Schmid Martin · Ständerat · 2017-06-06
Schmid Martin · Ständerat · Graubünden · FDP-Liberale Fraktion · 2017-06-06
Wortprotokoll
Ich möchte Ihnen darlegen, warum ich für den Gegenentwurf eintrete und warum ich überzeugt bin, dass es doch richtig ist, diese Verfassungsdiskussion zu führen. Ich möchte an den Anfang meiner Ausführungen die Tatsache stellen, dass wir mit dem Gegenentwurf eben gerade auch den Grundsatz, dass jede Person Anspruch auf den Schutz ihrer Privatsphäre hat, zum ersten Mal explizit so in der Verfassung verankern. [PAGE 411]
Ich teile die Ausführungen des Bundesrates nicht, dass dies materiell keine anderen Auswirkungen als heute hätte. Heute steht allein die Marginalie "Schutz der Privatsphäre" in der Bundesverfassung, aber der Grundsatz, dass jede Person Anspruch auf den Schutz ihrer Privatsphäre hätte, würde mit dem Gegenentwurf neu aufgeführt. Ich interpretiere dies, sofern das Volk einem solchen Grundsatz zustimmt, auch als Auftrag an das Parlament, gerade auch bei den Zugriffsrechten der verschiedenen Behörden und Stellen genauer hinzusehen.
Wenn ich das Votum von Frau Fetz aufnehme, die sagt, dass eben allein der Steuerbeamte Zugriff auf diese Daten hätte, so möchte ich doch darauf hinweisen, dass dies heute in der Praxis schon lange nicht mehr so ist, weil eben verschiedenste Behörden vernetzt auf die Steuerdaten zugreifen können. Ich möchte jetzt nicht an unsere Diskussionen erinnern, die wir bei den Sozialversicherungen geführt haben, wo eben auch Steuerdaten herangezogen werden, oder an Diskussionen über andere Beispiele.
Hier dürfen und müssen wir uns der Grundsatzdiskussion stellen, inwieweit der Schutz der finanziellen Privatsphäre nicht doch auch ein Verfassungsargument sein sollte. Aus meiner Sicht geht der Gegenentwurf eben weiter, weil er diesen Grundsatz gegenüber heute explizit formuliert.

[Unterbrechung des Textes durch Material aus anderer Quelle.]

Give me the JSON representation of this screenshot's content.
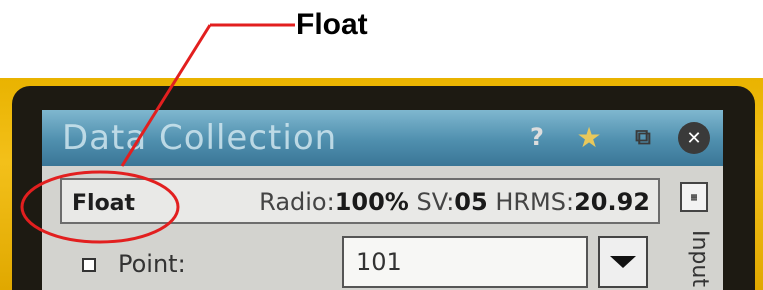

Ich möchte aber auch einen Hinweis zu Herrn Noser machen, weil wir uns in Bezug auf die Zahlstellenproblematik und die Verrechnungssteuerproblematik auch schon in der Kommission ausgetauscht haben. Auch der Kommissionssprecher hat darauf hingewiesen, dass eben die Annahme des Gegenentwurfes zu einem Mühlstein werden könnte. Nennen wir doch die Dinge beim Namen: Wenn wir die Verrechnungssteuer in eine Zahlstellensteuer umwandeln wollen, dann wird, davon bin ich eben überzeugt, auch die Annahme des Gegenentwurfes überhaupt kein Hindernis darstellen. Denn jede Änderung bei der Verrechnungssteuer müsste aus meiner Sicht mit einer Steueramnestie einhergehen, und eine Steueramnestie könnte nur vom Volk beschlossen werden. Bei meiner Konzeption würde ich hier kein weiteres Hindernis sehen, wenn auch der Gegenentwurf angenommen würde.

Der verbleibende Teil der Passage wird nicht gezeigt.